Though he grew up writing and performing in plays, he didn’t set out to create a career in the theater — at least, not the kind with a proscenium.
“Electoral politics in the United States is very much a performance,” said Koogler, who studied political science at Yale. “Working on a political campaign is like putting up a play.”
He dabbled in performance while an undergraduate, but one of his first jobs after college was as an assistant campaign manager of a state assembly race in California.
It wasn’t long, though, before he returned to theater.
“When I contemplated a career in the political world, I felt like there was something missing,” Koogler said. “It’s very rational; it’s straightforward.
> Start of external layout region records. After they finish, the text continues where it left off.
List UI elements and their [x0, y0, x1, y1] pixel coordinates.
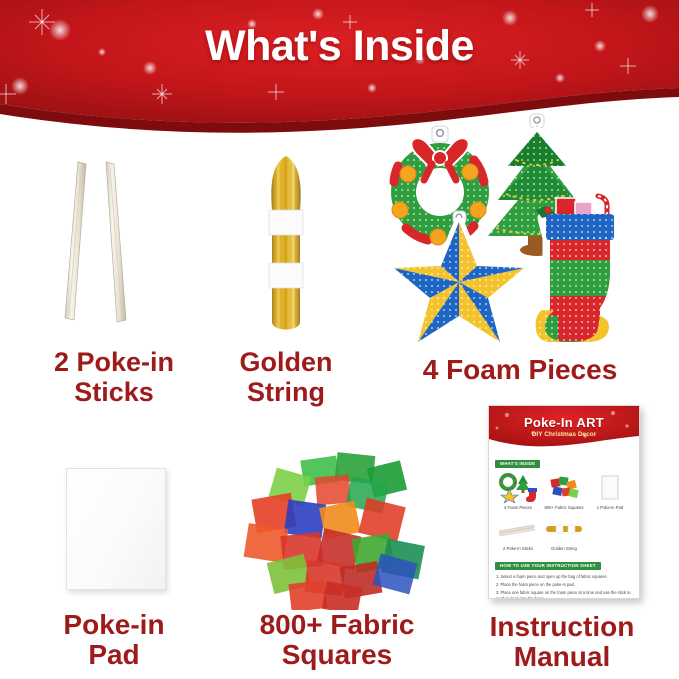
gold-thread-skein-icon: [226, 150, 346, 340]
item-poke-in-pad: Poke-in Pad: [24, 450, 204, 670]
caption-line2: Squares: [212, 640, 462, 670]
mini-pad-icon: [587, 472, 633, 504]
caption-line1: 800+ Fabric: [212, 610, 462, 640]
item-golden-string: Golden String: [196, 150, 376, 400]
manual-step: 3. Place one fabric square on the foam p…: [496, 590, 632, 599]
caption-line2: Pad: [24, 640, 204, 670]
manual-content-label: 800+ Fabric Squares: [541, 505, 587, 510]
foam-ornaments-icon: [370, 110, 670, 355]
mini-foam-pieces-icon: [495, 472, 541, 504]
mini-fabric-squares-icon: [541, 472, 587, 504]
item-foam-pieces: 4 Foam Pieces: [370, 110, 670, 400]
foam-wreath: [386, 126, 494, 246]
item-fabric-squares: 800+ Fabric Squares: [212, 440, 462, 670]
caption-line1: 2 Poke-in: [24, 348, 204, 377]
manual-logo: Poke-In ART: [489, 415, 639, 430]
mini-golden-string-icon: [541, 513, 587, 545]
page-title: What's Inside: [0, 22, 679, 71]
manual-subtitle: DIY Christmas Decor: [489, 431, 639, 438]
manual-content-item: 800+ Fabric Squares: [541, 472, 587, 510]
manual-section-contents: WHAT'S INSIDE: [495, 460, 540, 468]
manual-content-label: Golden String: [541, 546, 587, 551]
manual-content-label: 1 Poke-in Pad: [587, 505, 633, 510]
manual-header: Poke-In ART DIY Christmas Decor: [489, 406, 639, 452]
item-poke-in-sticks: 2 Poke-in Sticks: [24, 150, 204, 400]
manual-section-steps: HOW TO USE YOUR INSTRUCTION SHEET: [495, 562, 601, 570]
manual-contents-grid: 4 Foam Pieces 800+ Fabric Squares: [489, 470, 639, 554]
caption-line1: Instruction: [462, 612, 662, 642]
manual-content-item: 1 Poke-in Pad: [587, 472, 633, 510]
manual-content-item: 4 Foam Pieces: [495, 472, 541, 510]
manual-content-item: Golden String: [541, 513, 587, 551]
manual-content-item: 2 Poke-in Sticks: [495, 513, 541, 551]
caption-line2: Manual: [462, 642, 662, 672]
mini-sticks-icon: [495, 513, 541, 545]
caption-line2: Sticks: [24, 378, 204, 407]
manual-content-label: 2 Poke-in Sticks: [495, 546, 541, 551]
manual-step: 1. Select a foam piece and open up the b…: [496, 574, 632, 580]
caption-line1: Golden: [196, 348, 376, 377]
caption-line1: Poke-in: [24, 610, 204, 640]
instruction-sheet-icon: Poke-In ART DIY Christmas Decor WHAT'S I…: [488, 405, 640, 599]
item-instruction-manual: Poke-In ART DIY Christmas Decor WHAT'S I…: [462, 400, 662, 670]
foam-stocking: [534, 196, 614, 346]
white-foam-pad-icon: [66, 468, 166, 590]
manual-step: 2. Place the foam piece on the poke-in p…: [496, 582, 632, 588]
manual-content-spacer: [587, 513, 633, 551]
two-wooden-sticks-icon: [34, 150, 214, 340]
colored-fabric-squares-icon: [224, 450, 454, 610]
manual-content-label: 4 Foam Pieces: [495, 505, 541, 510]
caption-line1: 4 Foam Pieces: [370, 355, 670, 385]
caption-line2: String: [196, 378, 376, 407]
manual-steps: 1. Select a foam piece and open up the b…: [489, 572, 639, 599]
whats-inside-infographic: What's Inside 2 Poke-in Sticks: [0, 0, 679, 679]
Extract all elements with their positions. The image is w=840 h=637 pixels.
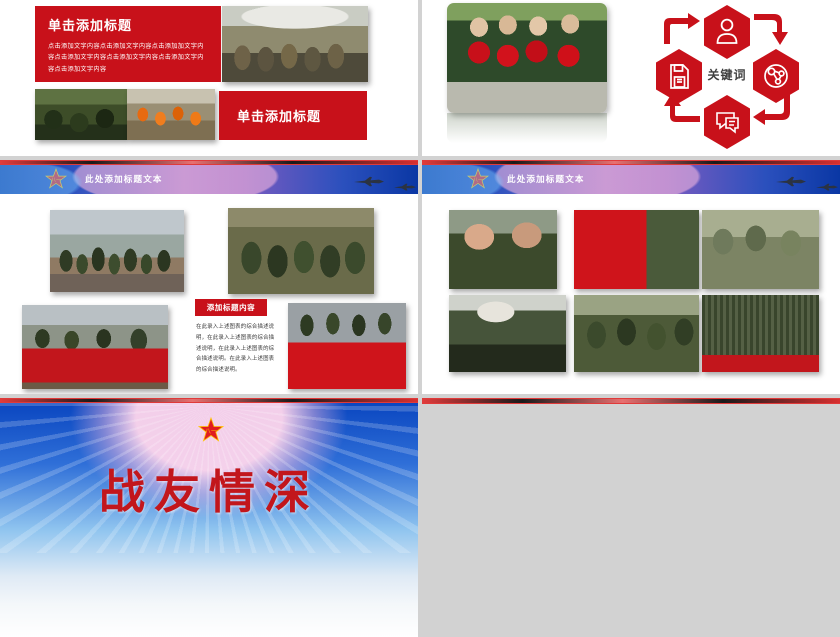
group-hug-photo — [574, 295, 699, 372]
arrow-elbow-down-icon — [752, 12, 792, 51]
bayi-flag-photo — [288, 303, 406, 389]
flood-rescue-photo — [127, 89, 215, 140]
slide-header-bar: 八一 此处添加标题文本 — [422, 165, 840, 194]
caption-title-badge[interactable]: 添加标题内容 — [195, 299, 267, 316]
fighter-jet-icon — [776, 174, 806, 185]
arrow-elbow-right-icon — [662, 12, 702, 51]
svg-text:八一: 八一 — [473, 178, 483, 184]
hexagon-user[interactable] — [702, 4, 752, 60]
bayi-star-emblem-icon: 八一 — [198, 417, 224, 443]
salute-bayi-flag-photo — [574, 210, 699, 289]
slide-thumbnail-photo-collage-title[interactable]: 单击添加标题 点击添加文字内容点击添加文字内容点击添加加文字内容点击添加文字内容… — [0, 0, 418, 156]
fighter-jet-icon-2 — [394, 178, 416, 186]
fighter-jet-icon-2 — [816, 178, 838, 186]
jungle-training-photo — [35, 89, 127, 140]
svg-text:八一: 八一 — [205, 429, 217, 436]
title-card-secondary[interactable]: 单击添加标题 — [219, 91, 367, 140]
rifle-handover-photo — [449, 295, 566, 372]
insignia-removal-photo — [449, 210, 557, 289]
title-card-body: 点击添加文字内容点击添加文字内容点击添加加文字内容点击添加文字内容点击添加文字内… — [48, 41, 208, 75]
slide-thumbnail-empty-placeholder[interactable] — [422, 398, 840, 637]
slide-thumbnail-grid: 单击添加标题 点击添加文字内容点击添加文字内容点击添加加文字内容点击添加文字内容… — [0, 0, 840, 637]
slide-thumbnail-keyword-hexagons[interactable]: 关键词 — [422, 0, 840, 156]
title-card-primary[interactable]: 单击添加标题 点击添加文字内容点击添加文字内容点击添加加文字内容点击添加文字内容… — [35, 6, 221, 82]
retirement-banner-photo — [22, 305, 168, 389]
hexagon-chat[interactable] — [702, 94, 752, 150]
bayi-star-emblem-icon: 八一 — [45, 168, 67, 190]
top-accent-band — [422, 398, 840, 404]
cheering-troops-photo — [50, 210, 184, 292]
empty-slide-body — [422, 405, 840, 637]
slide-thumbnail-gallery-with-caption[interactable]: 八一 此处添加标题文本 添加标题内容 在此录入上述图表的综合描述说明，在此录入上… — [0, 160, 418, 394]
svg-text:八一: 八一 — [51, 178, 61, 184]
title-card-heading: 单击添加标题 — [48, 15, 208, 34]
bayi-star-emblem-icon: 八一 — [467, 168, 489, 190]
slide-header-bar: 八一 此处添加标题文本 — [0, 165, 418, 194]
formation-salute-photo — [702, 295, 819, 372]
slide-thumbnail-cover-title[interactable]: 八一 战友情深 某师某团某连战友联欢会 — [0, 398, 418, 637]
hexagon-cycle-diagram: 关键词 — [614, 0, 840, 156]
embracing-troops-photo — [228, 208, 374, 294]
fighter-jet-icon — [354, 174, 384, 185]
tent-raising-photo — [222, 6, 368, 82]
photo-reflection — [447, 113, 607, 143]
caption-body-text: 在此录入上述图表的综合描述说明，在此录入上述图表的综合描述说明，在此录入上述图表… — [196, 322, 276, 376]
salute-soldiers-photo — [447, 3, 607, 113]
hexagon-center-label: 关键词 — [689, 66, 765, 83]
helmet-farewell-photo — [702, 210, 819, 289]
slide-header-title: 此处添加标题文本 — [507, 173, 585, 185]
slide-header-title: 此处添加标题文本 — [85, 173, 163, 185]
slide-thumbnail-six-photo-grid[interactable]: 八一 此处添加标题文本 — [422, 160, 840, 394]
cover-title: 战友情深 — [0, 456, 418, 522]
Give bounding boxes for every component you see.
And I’ve always been interested in the subconscious, in dream life and sort of the wilder and more mysterious forces at work in the world.”
In pursuit of dream life, he moved to New York in 2007 to study acting at the William Esper Studio, but he soon realized he was too shy to be an actor and began to take playwriting classes. “I felt constrained and limited in my ability to be creative when it was my physical body up onstage,” he said. “What I found when I was writing was that I just had this incredible freedom.”
Chasing that freedom led to an M.F.A. in playwriting at the University of Texas, Austin, where he made experimental theater and wrote “Kill Floor,” about an ex-convict who works in a cattle slaughterhouse, and then to a playwriting fellowship at Juilliard, during which “Kill Floor” was staged in 2015 at Lincoln Center Theater.
Writing for The New York Times, the theater critic Charles Isherwood called the show “a well-acted, low-key drama,” that “never strikes a false or strained note.”
Two years later came “Fulfillment Center,” a Manhattan Theater Club production centered on lonely connection-seekers who work at a mail-order shipping facility in New Mexico. The critic Ben Brantley called the show, which later won Koogler an Obie Award for playwriting, “quietly shattering.”
“His work is subtle and nuanced and it creeps up on you,” Eboni Booth, an actor and a playwright who starred in “Fulfillment Center,” said, adding that Koogler transmits to words a “constant wrangling with the self.”
“And in there is so much freedom to be a messy person,” she said.
In each play, time is stretched out over mundane work, with the perils of capitalism on full display.
“I’ve always been interested in power, in who has it and who doesn’t have it,” Koogler said.
That undercurrent has become his signature throughline. But in “Staff Meal,” the tone shifts. The hard edges of work soften into pleasure.
“After so many years of writing about difficult, harmful workplaces,” he said, “I wanted to write about a beautiful place that people love showing up to every day.”